Ce module n’est pas un document technique, mais une traduction accessible au grand public du Rapport sur l’état de la menace 2025-2026 publié par Advens, un rapport annuel destiné aux responsables de la sécurité des systèmes d’information (RSSI) et à tous ceux qui veulent protéger leurs organisations contre des menaces en constante évolution.
🛡️Introduction
Dans un contexte de guerres hybrides et de révolutions technologiques, les cyber attaques se sont massifiées et industrialisées. Pour ces raisons, elles sont susceptibles de toucher des organisations de toutes tailles et de tout secteur, dont la vôtre.

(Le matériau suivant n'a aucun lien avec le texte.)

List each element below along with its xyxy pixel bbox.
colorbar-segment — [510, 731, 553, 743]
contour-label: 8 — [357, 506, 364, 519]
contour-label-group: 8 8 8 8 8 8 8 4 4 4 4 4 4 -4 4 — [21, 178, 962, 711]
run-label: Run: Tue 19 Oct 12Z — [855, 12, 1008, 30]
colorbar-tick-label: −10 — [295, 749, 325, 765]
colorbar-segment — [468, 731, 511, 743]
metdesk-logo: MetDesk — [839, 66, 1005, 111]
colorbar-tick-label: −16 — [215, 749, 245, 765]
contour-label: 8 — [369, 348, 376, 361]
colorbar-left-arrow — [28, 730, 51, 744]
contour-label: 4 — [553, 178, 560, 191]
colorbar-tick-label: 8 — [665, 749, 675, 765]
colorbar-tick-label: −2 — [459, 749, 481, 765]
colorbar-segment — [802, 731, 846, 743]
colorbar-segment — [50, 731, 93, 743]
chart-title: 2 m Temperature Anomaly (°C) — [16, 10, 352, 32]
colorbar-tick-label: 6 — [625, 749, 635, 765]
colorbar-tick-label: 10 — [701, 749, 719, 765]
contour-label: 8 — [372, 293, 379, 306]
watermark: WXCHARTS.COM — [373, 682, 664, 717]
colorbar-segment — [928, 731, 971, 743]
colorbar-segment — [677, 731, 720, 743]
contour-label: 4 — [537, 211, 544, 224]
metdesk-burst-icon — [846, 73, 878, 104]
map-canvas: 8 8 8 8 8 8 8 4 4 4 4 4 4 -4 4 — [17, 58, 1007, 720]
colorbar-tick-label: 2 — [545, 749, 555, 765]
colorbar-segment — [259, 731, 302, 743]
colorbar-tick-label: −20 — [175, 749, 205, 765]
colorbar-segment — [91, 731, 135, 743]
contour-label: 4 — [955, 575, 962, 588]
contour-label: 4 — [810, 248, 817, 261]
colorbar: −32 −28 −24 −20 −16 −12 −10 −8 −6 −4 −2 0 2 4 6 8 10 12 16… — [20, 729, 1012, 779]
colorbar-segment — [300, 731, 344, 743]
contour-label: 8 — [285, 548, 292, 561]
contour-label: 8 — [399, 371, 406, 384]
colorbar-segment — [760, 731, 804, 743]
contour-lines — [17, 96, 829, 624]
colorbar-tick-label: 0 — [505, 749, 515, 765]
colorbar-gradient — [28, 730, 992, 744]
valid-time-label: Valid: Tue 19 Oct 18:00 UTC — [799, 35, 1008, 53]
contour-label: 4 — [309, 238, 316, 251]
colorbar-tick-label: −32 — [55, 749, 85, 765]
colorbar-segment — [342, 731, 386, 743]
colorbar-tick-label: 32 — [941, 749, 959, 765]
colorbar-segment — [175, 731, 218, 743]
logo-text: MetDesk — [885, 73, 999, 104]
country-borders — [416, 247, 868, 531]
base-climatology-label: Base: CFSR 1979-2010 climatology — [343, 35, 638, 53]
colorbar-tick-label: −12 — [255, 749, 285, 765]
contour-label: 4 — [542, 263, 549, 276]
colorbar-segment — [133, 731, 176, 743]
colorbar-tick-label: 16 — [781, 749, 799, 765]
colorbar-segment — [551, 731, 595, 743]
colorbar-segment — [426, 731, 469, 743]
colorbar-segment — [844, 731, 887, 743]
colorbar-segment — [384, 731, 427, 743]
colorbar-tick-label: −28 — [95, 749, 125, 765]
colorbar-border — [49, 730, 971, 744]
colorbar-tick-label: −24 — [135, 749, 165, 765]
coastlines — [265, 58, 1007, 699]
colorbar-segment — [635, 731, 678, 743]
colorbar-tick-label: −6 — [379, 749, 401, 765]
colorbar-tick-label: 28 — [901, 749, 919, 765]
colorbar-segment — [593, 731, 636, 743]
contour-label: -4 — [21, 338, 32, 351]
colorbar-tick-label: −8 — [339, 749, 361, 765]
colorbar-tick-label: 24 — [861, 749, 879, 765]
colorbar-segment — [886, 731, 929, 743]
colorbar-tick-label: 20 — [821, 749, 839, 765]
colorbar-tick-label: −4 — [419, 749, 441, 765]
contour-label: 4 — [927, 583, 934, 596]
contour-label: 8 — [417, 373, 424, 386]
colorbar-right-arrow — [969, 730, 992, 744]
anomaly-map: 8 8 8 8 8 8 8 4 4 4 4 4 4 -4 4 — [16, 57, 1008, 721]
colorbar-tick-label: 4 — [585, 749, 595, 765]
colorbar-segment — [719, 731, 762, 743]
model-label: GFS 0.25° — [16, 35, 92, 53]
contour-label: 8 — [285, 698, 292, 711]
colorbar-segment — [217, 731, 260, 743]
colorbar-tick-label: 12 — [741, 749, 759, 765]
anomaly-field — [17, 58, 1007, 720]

Aujourd’hui, les vulnérabilités numériques de votre infrastructure numérique importent davantage que la mission de votre organisation.
I. Un monde cyber en pleine mutation : la « massification » des attaques
⚫️Massification, voici le mot qui résume le mieux l’année 2025 en cybersécurité, selon le rapport sur l’état de la menace d’Advens.
Ce terme décrit un basculement profond : les attaques informatiques ne sont plus des initiatives isolées menées par un hacker solitaire.
Elles sont devenues industrielles, organisées comme de véritables entreprises criminelles, avec des équipes spécialisées, des outils standardisés et une capacité à viser simultanément des milliers de cibles potentielles. Cette massification touche trois domaines en particulier, identifiés par Advens comme les plus marquants de 2025.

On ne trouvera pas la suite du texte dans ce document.